Bill blackish-brown above, greenish-grey beneath. Iris hazel. Feet flesh-colour. General colour of the upper parts deep green, tinged with brown. Head and lower parts light brownish-yellow, the former with four longitudinal black bands, of which one on each side proceeds from the middle of the upper mandible, the other from the inferior angle of its base. The lower part of the neck anteriorly, and the fore part of the breast are more yellow than the rest of the under parts; the abdomen and under tail-coverts nearly white.

Length 5½ inches, extent of wings 8½ ; bill along the ridge 7/12, along the gap ¾; tarsus ⅚, middle toe ¾.


Adult Female.

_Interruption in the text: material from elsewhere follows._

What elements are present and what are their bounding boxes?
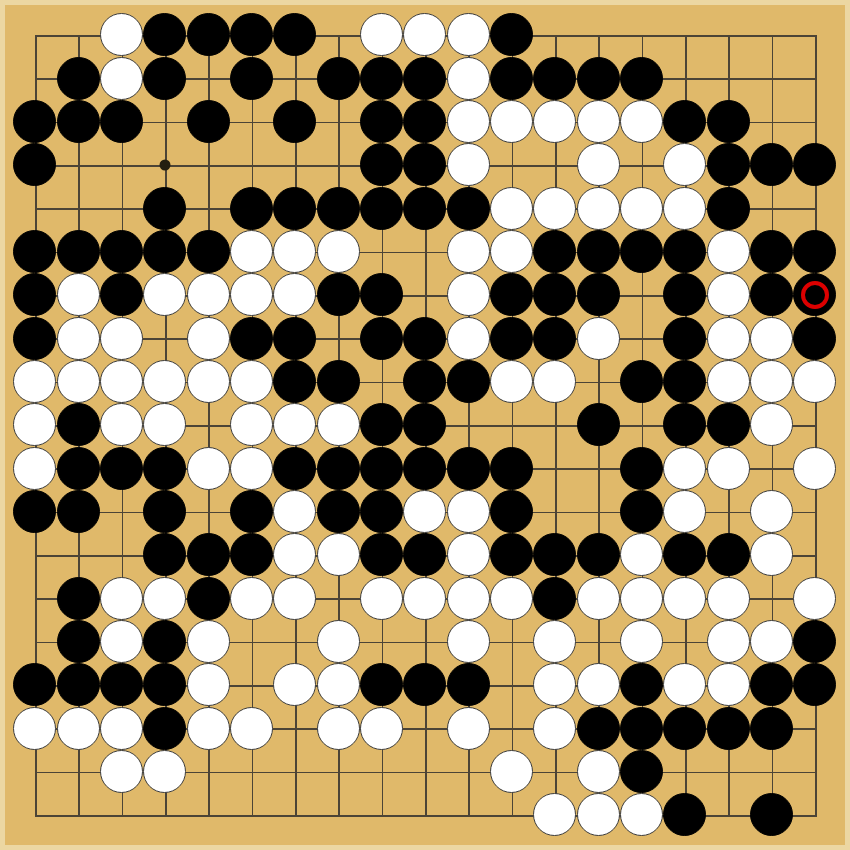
black-stone — [663, 273, 706, 316]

Plate XXXIV. Fig. 2.

The female hardly differs from the male in external appearance.




The American Poke-weed.


Phytolacca decandra, Willd. Sp. Pl. vol. i. p. 322. Pursh, Fl. Amer. vol. i. p. 324. —Decandria Decagynia, Linn. Atriplices, Juss.


This species is distinguished by its elliptico-lanceolate leaves, and decandrous flowers, the other species differing in the number of stamina and one of them being diœcious. The berries, which are nearly globular, are disposed in an elongated, pendulous raceme, and are of a purplish-black colour. The flowers are white, their peduncles, partial and general, of a bright carmine-purple colour.